Gw berbohong, gw ga tahu. gw gak tahu apa pun.

"Bagus," dia tersenyum sebelum berbalik dan mulai berjalan aambil memegang buku catatan di tangannya. Gw berdiri di tempat dan membiarkan dia berjalan beberapa kaki sebelum kesadaran menghantam gw.

Tunggu sebentar, ke mana dia pergi?

Kemudian, dia berbalik dan mengangkat alisnya ke arah gw ketika dia menyadari gw ga mengikutinya. Dia berteriak, "Ikuti Saya, Tuan Arthur. Saya tidak ingin anda terlambat bertemu dengan pasien pertama anda."

"Oh," ucap gw dengan bodoh sebelum berlari mengejarnya, hampir tersandung kaki gw sendiri beberapa ratus kali.

Setelah berputar-putar ke kanan dan ke kiri selama satu jam, dia membawa gw ke sebuah ruangan yang gw asumsikan itu adalah ruang kerja gw, dimana gw bakal menghabiskan waktu yang cukup lama di sana.

"Duduklah," perintahnya. "Pasien pertamamu akan segera datang. Apakah anda gugup?"

"Iya," jawab gw dengan jujur, duduk di belakang meja sambil membetulkan pakaian.

"Saya jamin, pasien punya lebih banyak hal yang mereka khawatirkan daripada Anda," dia memulai. Gw baru aja akan setuju tapi ketika dia melanjutkan: "Kecuali kalau anda harus menangani muntahan, dan banyak darah. Bersiaplah untuk itu."

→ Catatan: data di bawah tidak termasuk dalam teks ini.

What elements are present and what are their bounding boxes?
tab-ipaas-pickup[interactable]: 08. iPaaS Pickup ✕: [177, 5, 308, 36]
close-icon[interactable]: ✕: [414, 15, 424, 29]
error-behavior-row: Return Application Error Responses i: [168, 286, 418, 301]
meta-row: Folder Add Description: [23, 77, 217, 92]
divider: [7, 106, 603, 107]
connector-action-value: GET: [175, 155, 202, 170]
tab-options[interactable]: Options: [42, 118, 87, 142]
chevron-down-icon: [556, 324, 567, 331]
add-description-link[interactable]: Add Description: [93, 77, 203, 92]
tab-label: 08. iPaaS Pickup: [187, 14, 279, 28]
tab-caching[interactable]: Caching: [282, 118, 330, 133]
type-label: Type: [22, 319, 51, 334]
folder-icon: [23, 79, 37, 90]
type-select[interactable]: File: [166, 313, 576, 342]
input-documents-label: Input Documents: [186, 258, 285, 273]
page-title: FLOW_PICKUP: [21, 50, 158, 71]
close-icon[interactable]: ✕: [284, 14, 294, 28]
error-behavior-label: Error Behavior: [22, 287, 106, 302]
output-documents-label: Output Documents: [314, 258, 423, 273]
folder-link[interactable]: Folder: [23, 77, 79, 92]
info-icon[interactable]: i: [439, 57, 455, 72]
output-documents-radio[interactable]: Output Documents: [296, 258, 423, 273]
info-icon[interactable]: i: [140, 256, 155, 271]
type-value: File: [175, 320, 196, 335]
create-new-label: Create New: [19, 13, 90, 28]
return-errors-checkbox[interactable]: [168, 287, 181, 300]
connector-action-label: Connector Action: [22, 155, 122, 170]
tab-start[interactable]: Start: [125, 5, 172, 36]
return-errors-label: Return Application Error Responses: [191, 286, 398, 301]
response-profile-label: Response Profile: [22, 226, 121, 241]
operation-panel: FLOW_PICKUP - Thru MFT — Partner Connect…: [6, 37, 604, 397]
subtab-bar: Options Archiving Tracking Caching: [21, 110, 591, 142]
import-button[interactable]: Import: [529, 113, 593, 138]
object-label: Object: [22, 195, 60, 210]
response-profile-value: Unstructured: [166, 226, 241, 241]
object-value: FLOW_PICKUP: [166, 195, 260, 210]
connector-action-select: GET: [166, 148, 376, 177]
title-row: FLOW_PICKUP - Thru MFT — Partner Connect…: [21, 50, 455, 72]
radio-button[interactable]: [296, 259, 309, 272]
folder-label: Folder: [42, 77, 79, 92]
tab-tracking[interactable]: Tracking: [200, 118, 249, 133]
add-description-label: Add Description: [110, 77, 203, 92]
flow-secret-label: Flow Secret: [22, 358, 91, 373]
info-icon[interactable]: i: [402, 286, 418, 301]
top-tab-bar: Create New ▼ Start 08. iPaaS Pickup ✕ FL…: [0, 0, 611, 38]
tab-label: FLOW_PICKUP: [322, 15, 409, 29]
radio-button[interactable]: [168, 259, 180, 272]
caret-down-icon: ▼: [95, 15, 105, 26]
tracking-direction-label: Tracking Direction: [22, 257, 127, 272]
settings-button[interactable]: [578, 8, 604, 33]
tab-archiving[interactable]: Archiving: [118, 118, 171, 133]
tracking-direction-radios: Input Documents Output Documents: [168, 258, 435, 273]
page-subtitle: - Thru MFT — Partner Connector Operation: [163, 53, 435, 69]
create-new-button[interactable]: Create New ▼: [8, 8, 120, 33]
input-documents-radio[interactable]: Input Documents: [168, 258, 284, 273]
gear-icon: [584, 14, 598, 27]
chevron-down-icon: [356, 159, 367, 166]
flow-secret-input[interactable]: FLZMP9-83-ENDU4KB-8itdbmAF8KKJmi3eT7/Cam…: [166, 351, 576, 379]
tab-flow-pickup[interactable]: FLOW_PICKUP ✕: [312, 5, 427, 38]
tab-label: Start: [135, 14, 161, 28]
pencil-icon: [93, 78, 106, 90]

"Apakah tugas anda adalah memastikan saya menjadi gugup sebelum menemui pasien pertama saya?" Gw berkata.

Inget Thur. Dia senior lu. Jaga ucapan dan perlakuan lu.

Yang ngebuat gw terkejut, dia malah tertawa kecil, "Maaf. Bagaimana kalau saya ambilkan segelas air hangat untuk mendinginkan pikiran Anda?"

"Iya boleh, terimakasih" gw mengangguk.

Dia tidak berkata apa-apa. Dia hanya berdeham dan berjalan pelan tanpa berkata apa-apa.

-

"Ah, ini pasien pertama Anda," katanya sambil membuka pintu untuk perawat yang bertugas memberi jalan kepada pasien pertama hari itu - atau, pasien pertama gw.

Seorang wanita tua yang tampaknya masih berjuang untuk hidup. Dia berjalan tertatih-tatih menuju meja gw dan duduk, meletakkan tongkatnya dan menatap tepat ke mata gw.

Kita saling menatap dalam diam, terasa sangat lama, sebelum Dr. Vel menyenggol bahu gw.

"Oh, baiklah. Selamat pagi.." Gw melihat ke komputer di meja dan membaca, "..Tuan Greng?"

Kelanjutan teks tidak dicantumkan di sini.